The survey – conducted by the ECFR in cooperation with Oxford University’s European in a Changing World project – comes against the background of conflicts in Europe and the Middle East, and a major bilateral meeting between US President Joe Biden and Chinese leader Xi Jinping this week.
The ECFR survey pulls on Gallup International Association survey data in the US, China, India, Russia, Turkey, Brazil, SA, Saudi Arabia, Indonesia and South Korea, as well as Datapraxis, YouGov and Norstat data in 11 European countries.
It reveals that, while Western soft power (understood as the attractiveness, both of a way of life and of a set of values) is still popular on a global level, respondents are split across other areas of engagement with the West, especially on trade and China’s economic presence in their country.

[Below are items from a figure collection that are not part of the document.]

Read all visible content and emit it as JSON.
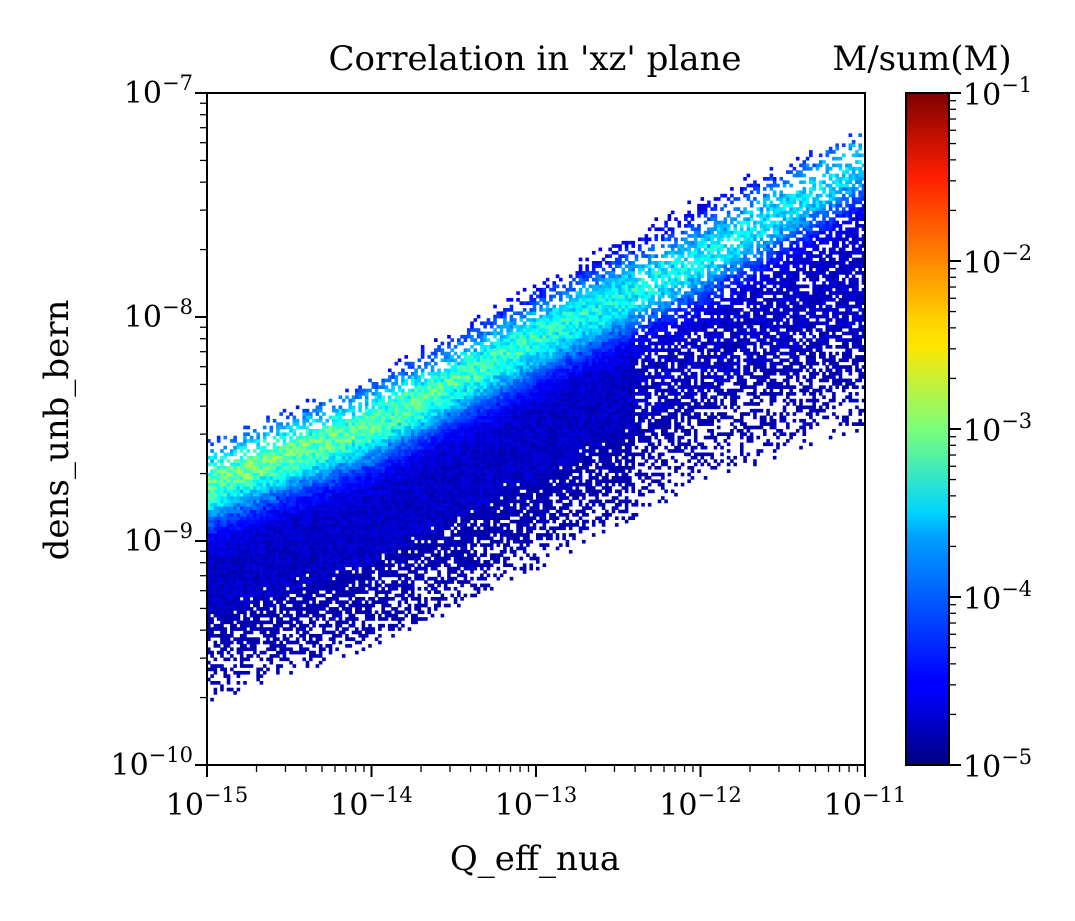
{
  "chart_data": {
    "type": "heatmap",
    "title": "Correlation in 'xz' plane",
    "xlabel": "Q_eff_nua",
    "ylabel": "dens_unb_bern",
    "x_scale": "log",
    "y_scale": "log",
    "xlim": [
      1e-15,
      1e-11
    ],
    "ylim": [
      1e-10,
      1e-07
    ],
    "x_ticks": [
      {
        "value": 1e-15,
        "base": "10",
        "exp": "−15"
      },
      {
        "value": 1e-14,
        "base": "10",
        "exp": "−14"
      },
      {
        "value": 1e-13,
        "base": "10",
        "exp": "−13"
      },
      {
        "value": 1e-12,
        "base": "10",
        "exp": "−12"
      },
      {
        "value": 1e-11,
        "base": "10",
        "exp": "−11"
      }
    ],
    "y_ticks": [
      {
        "value": 1e-10,
        "base": "10",
        "exp": "−10"
      },
      {
        "value": 1e-09,
        "base": "10",
        "exp": "−9"
      },
      {
        "value": 1e-08,
        "base": "10",
        "exp": "−8"
      },
      {
        "value": 1e-07,
        "base": "10",
        "exp": "−7"
      }
    ],
    "colorbar": {
      "label": "M/sum(M)",
      "scale": "log",
      "colormap": "jet",
      "range": [
        1e-05,
        0.1
      ],
      "ticks": [
        {
          "value": 1e-05,
          "base": "10",
          "exp": "−5"
        },
        {
          "value": 0.0001,
          "base": "10",
          "exp": "−4"
        },
        {
          "value": 0.001,
          "base": "10",
          "exp": "−3"
        },
        {
          "value": 0.01,
          "base": "10",
          "exp": "−2"
        },
        {
          "value": 0.1,
          "base": "10",
          "exp": "−1"
        }
      ]
    },
    "distribution": {
      "description_points": [
        {
          "x": 1e-15,
          "y_low": 2.1e-10,
          "y_high": 2.6e-09,
          "y_peak": 1.8e-09,
          "peak_value": 0.0006
        },
        {
          "x": 1e-14,
          "y_low": 3.6e-10,
          "y_high": 5e-09,
          "y_peak": 3.3e-09,
          "peak_value": 0.0005
        },
        {
          "x": 1e-13,
          "y_low": 8e-10,
          "y_high": 1.3e-08,
          "y_peak": 8e-09,
          "peak_value": 0.0003
        },
        {
          "x": 1e-12,
          "y_low": 2e-09,
          "y_high": 3.2e-08,
          "y_peak": 1.8e-08,
          "peak_value": 0.0002
        },
        {
          "x": 1e-11,
          "y_low": 3.5e-09,
          "y_high": 6.5e-08,
          "y_peak": 5e-08,
          "peak_value": 0.00015
        }
      ]
    }
  }
}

It found that, on average, just 5% of citizens from non-Western countries would choose to live in China, given the opportunity, compared to 56% selecting the US or a country within the EU.
It also found, if forced to pick a side, respondents in almost every country surveyed (except for Russia) would prefer to cooperate with an US-led bloc rather than one headed by China.

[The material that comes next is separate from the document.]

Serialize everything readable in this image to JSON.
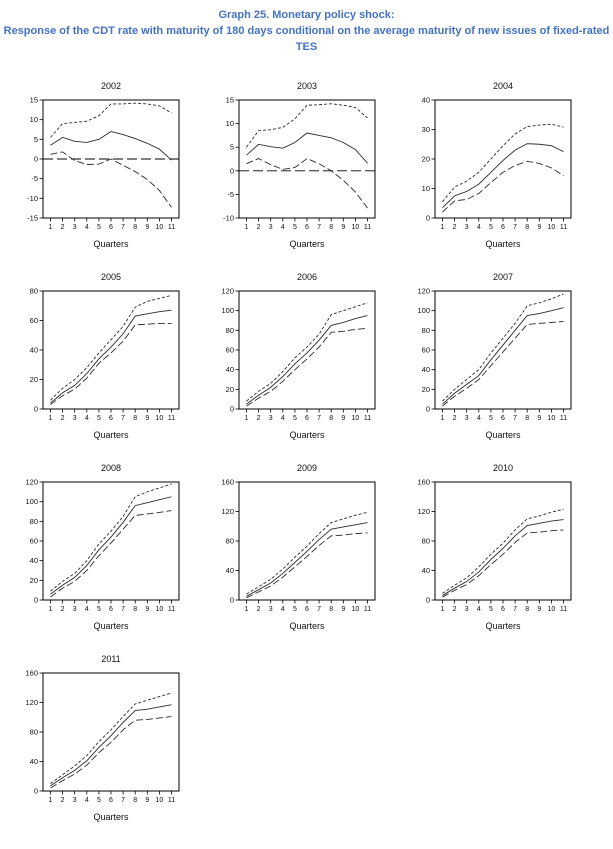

And there remains strong alignment with the West on human rights – with majorities in South Korea (75%), India (64%), Brazil (62%), SA (54%), and Turkey (51%) noting that they are closer on this subject to Washington than Beijing; and with this also a prevailing view in Saudi Arabia (47%).
A fracturing of the bipolar order is also reflected in public attitudes towards the war in Ukraine. ECFR dataset shows that this conflict is determining, and even existential, for the West – with pluralities of, on average, 33% in Europe and 42% in the US supporting the view that Ukraine needs to regain all its territory, even if it means a longer war and more human cost.
As a matter of comparison, fewer people in the West hold an alternative view that the war should end as soon as possible – even if that means Ukraine giving up parts of its territory.
However, in non-Western countries, the prevailing view is that the war should end as soon as possible – even if it means Ukraine ceding land to Russia.
Similarly, in a disconnect with the West, of those surveyed beyond the US and Europe, many express the view that the US is already at war with Russia, as if the war in Ukraine was a proxy conflict.
The strongest preference to live in Russia or China, taken together, came from South Africa, where a minority, 16%, expressed this view – against 65%, who would choose EU countries or the US.